I am grateful and lucky because friends cooked soup for me and asked my husband to bring it to me and made me feel taken care of with warmth and love.  I had previously  experienced Americans just saying hi and bye but now with my baby they say “what can help you with”?  “Your baby looks so good!”. “I have a car seat; can I help you with it!”  I do not know them deeply, but I have met people who took the initiative to help me and I felt loved.  Even though our  circle is finished, I keep in touch with  Maureen, Madina, and Arline who follow my stories on Instagram  https://www.instagram.com/samantha__au/.  I am grateful to have met them and hope we can  meet soon in person.  I would recommend that LTP have a Mom’s circle with Mom’s from different countries so that we can support each other through our emotions, feelings, and experiences.  Being a mom is a process and every mom has experience and advice to share, especially with other new moms. 

LTP helped me develop my skills and potential in life.

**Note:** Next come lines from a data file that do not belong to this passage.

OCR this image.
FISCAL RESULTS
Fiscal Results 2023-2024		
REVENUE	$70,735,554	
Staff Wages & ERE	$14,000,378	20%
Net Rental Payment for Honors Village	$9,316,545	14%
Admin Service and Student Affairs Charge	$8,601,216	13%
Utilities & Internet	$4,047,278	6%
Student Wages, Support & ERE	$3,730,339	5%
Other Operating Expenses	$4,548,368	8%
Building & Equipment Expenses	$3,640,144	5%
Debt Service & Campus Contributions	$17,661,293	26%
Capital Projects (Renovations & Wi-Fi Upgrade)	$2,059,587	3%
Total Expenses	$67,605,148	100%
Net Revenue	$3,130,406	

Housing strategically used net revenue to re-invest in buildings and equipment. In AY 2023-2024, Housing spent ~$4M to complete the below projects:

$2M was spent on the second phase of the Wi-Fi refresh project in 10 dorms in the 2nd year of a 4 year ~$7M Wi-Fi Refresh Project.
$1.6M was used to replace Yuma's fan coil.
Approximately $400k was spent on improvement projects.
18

Maureen and Arline encouraged me to co-facilitate with an opportunity to prepare an English topic with games that helped me develop my skills, potential, enhance my listening and English language skills.  

One dream I have is to have another baby and when they are growing up, I would like to educate them myself. I was a preschool and kindergarten teacher in Hong Kong and I hope that I can do that here.  I want to  help more people to take care of their children and be able to earn a living to support my home and my husband. 

Since my son is still small, I will wait a while and maybe in September I will try to be a co-facilitator in LTP because I loved every experience of it. I would describe LTP as supportive  no matter where we are from and what skin color we are.  You accept us all.